Re: [PATCH] sched/rt: Fix double enqueue caused by rt_effective_prio

From: Juri Lelli <juri.lelli@redhat.com>
To: Dietmar Eggemann <dietmar.eggemann@arm.com>
Cc: peterz@infradead.org, mingo@redhat.com,
	linux-kernel@vger.kernel.org, vincent.guittot@linaro.org,
	rostedt@goodmis.org, bristot@redhat.com, bsegall@google.com,
	mgorman@suse.de, Mark Simmons <msimmons@redhat.com>
Subject: Re: [PATCH] sched/rt: Fix double enqueue caused by rt_effective_prio
Date: Wed, 7 Jul 2021 10:47:03 +0200	[thread overview]
Message-ID: <YOVqB1XKdoZYnn4m@localhost.localdomain> (raw)
In-Reply-To: <29c071b5-5dd9-42df-9e00-f3df644eeccc@arm.com>

Hi,

On 06/07/21 16:48, Dietmar Eggemann wrote:
> On 01/07/2021 11:14, Juri Lelli wrote:
> > Double enqueues in rt runqueues (list) have been reported while running
> > a simple test that spawns a number of threads doing a short sleep/run
> > pattern while being concurrently setscheduled between rt and fair class.
> 
> I tried to recreate this in rt-app (with `pi-mutex` resource and
> `pi_enabled=true` but I can't bring the system into hitting this warning.

So, this is a bit hard to reproduce. I'm attaching the reproducer we
have been using to test the fix. Note that we have seen this on RT (thus
why the repro doesn't need to explicitly use mutexes), but I'm not
seeing why this couldn't in principle happen on !RT as well.

> [...]
> 
> > diff --git a/kernel/sched/core.c b/kernel/sched/core.c
> > index 0c22cd026440..c84ac1d675f4 100644
> > --- a/kernel/sched/core.c
> > +++ b/kernel/sched/core.c
> > @@ -6823,7 +6823,8 @@ static void __setscheduler_params(struct task_struct *p,
> >  
> >  /* Actually do priority change: must hold pi & rq lock. */
> >  static void __setscheduler(struct rq *rq, struct task_struct *p,
> > -			   const struct sched_attr *attr, bool keep_boost)
> > +			   const struct sched_attr *attr, bool keep_boost,
> > +			   int new_effective_prio)
> >  {
> >  	/*
> >  	 * If params can't change scheduling class changes aren't allowed
> > @@ -6840,7 +6841,7 @@ static void __setscheduler(struct rq *rq, struct task_struct *p,
> >  	 */
> >  	p->prio = normal_prio(p);
> >  	if (keep_boost)
> > -		p->prio = rt_effective_prio(p, p->prio);
> > +		p->prio = new_effective_prio;
> 
> So in case __sched_setscheduler() is called for p (SCHED_NORMAL, NICE0)
> you want to avoid that this 2. rt_effective_prio() call returns
> p->prio=120 in case the 1. call (in __sched_setscheduler()) did return 0
> (due to pi_task->prio=0 (FIFO rt_priority=99 task))?
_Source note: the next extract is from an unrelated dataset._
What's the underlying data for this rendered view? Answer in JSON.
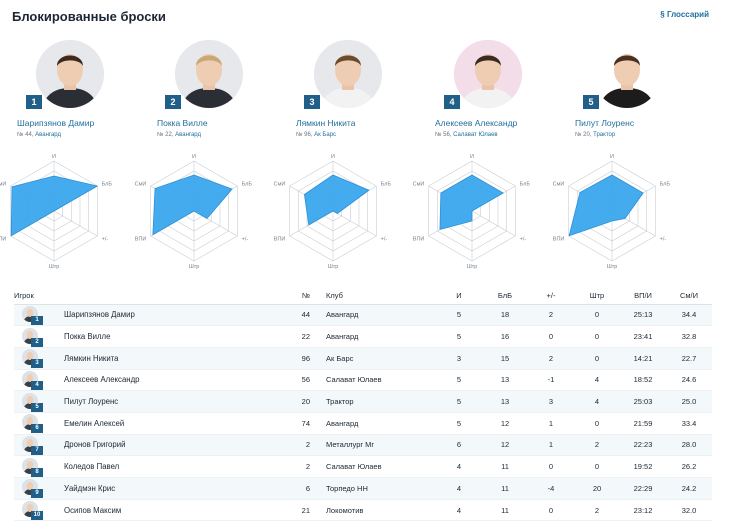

Not sure I completely follow your question. But what I'm seeing is that
the top_task prio/class can change (by a concurrent setscheduler call,
for example) between two consecutive rt_effective_prio() calls and this
eventually causes the double enqueue in the rt list.

Now, what I'm not sure about is if this is fine (as we always eventually
converge to correctness in the PI chain(s)), and thus the proposed fix,
or if we need to fix this differently.

> >  
> >  	if (dl_prio(p->prio))
> >  		p->sched_class = &dl_sched_class;
> > @@ -6873,7 +6874,7 @@ static int __sched_setscheduler(struct task_struct *p,
> >  	int newprio = dl_policy(attr->sched_policy) ? MAX_DL_PRIO - 1 :
> >  		      MAX_RT_PRIO - 1 - attr->sched_priority;
> >  	int retval, oldprio, oldpolicy = -1, queued, running;
> > -	int new_effective_prio, policy = attr->sched_policy;
> > +	int new_effective_prio = newprio, policy = attr->sched_policy;
> >  	const struct sched_class *prev_class;
> >  	struct callback_head *head;
> >  	struct rq_flags rf;
> > @@ -7072,6 +7073,9 @@ static int __sched_setscheduler(struct task_struct *p,
> >  	oldprio = p->prio;
> >  
> >  	if (pi) {
> > +		newprio = fair_policy(attr->sched_policy) ?
> > +			NICE_TO_PRIO(attr->sched_nice) : newprio;
> > +
> 
> Why is this necessary? p (SCHED_NORMAL) would get newprio=99 now and
> with this it gets [100...120...139] which is still greater than any RT
> (0-98)/DL (-1) prio?

It's needed because we might be going to use newprio (returned in
new_effective_prio) with __setscheduler() and that needs to be the
"final" nice scaled value.

Reproducer (on RT) follows.

Best,
Juri

---
# cat load.c
#include <unistd.h>
#include <time.h>

int main(){

        struct timespec t, t2;
        t.tv_sec = 0;
        t.tv_nsec = 100000;
        int i;
        while (1){
                // sleep(1);
                nanosleep(&t, &t2);
                i = 0;
                while(i < 100000){
                        i++;
                }
        }
}

--->8---

# cat setsched.c
#include <sched.h>
#include <stdio.h>
#include <stdlib.h>
#include <sys/types.h>
#include <unistd.h>

int main(int argc, char *argv[]){

        int ret;
        pid_t p;
        p = atoi(argv[1]);
        struct sched_param spr = { .sched_priority = 50};
        struct sched_param spo = { .sched_priority = 0};

        while(1){

                ret = sched_setscheduler(p, SCHED_RR, &spr);
                ret = sched_setscheduler(p, SCHED_OTHER, &spo);
        }
}

--->8---

# cat run.sh
#!/bin/bash

gcc -o load ./load.c
gcc -o setsched ./setsched.c
cp load rt_pid
mkdir TMP

for AUX in $(seq 36); do
    cp load TMP/load__${AUX}
    ./TMP/load__${AUX} &
done

sleep 1
for AUX in $(seq 18); do
    cp rt_pid TMP/rt_pid__${AUX}
    cp setsched TMP/setsched__${AUX}
    ./TMP/rt_pid__${AUX} &
    ./TMP/setsched__${AUX} $!&
done

--->8---

# cat destroy.sh
pkill load
pkill setsched
pkill rt_pid

rm load setsched rt_pid
rm -rf TMP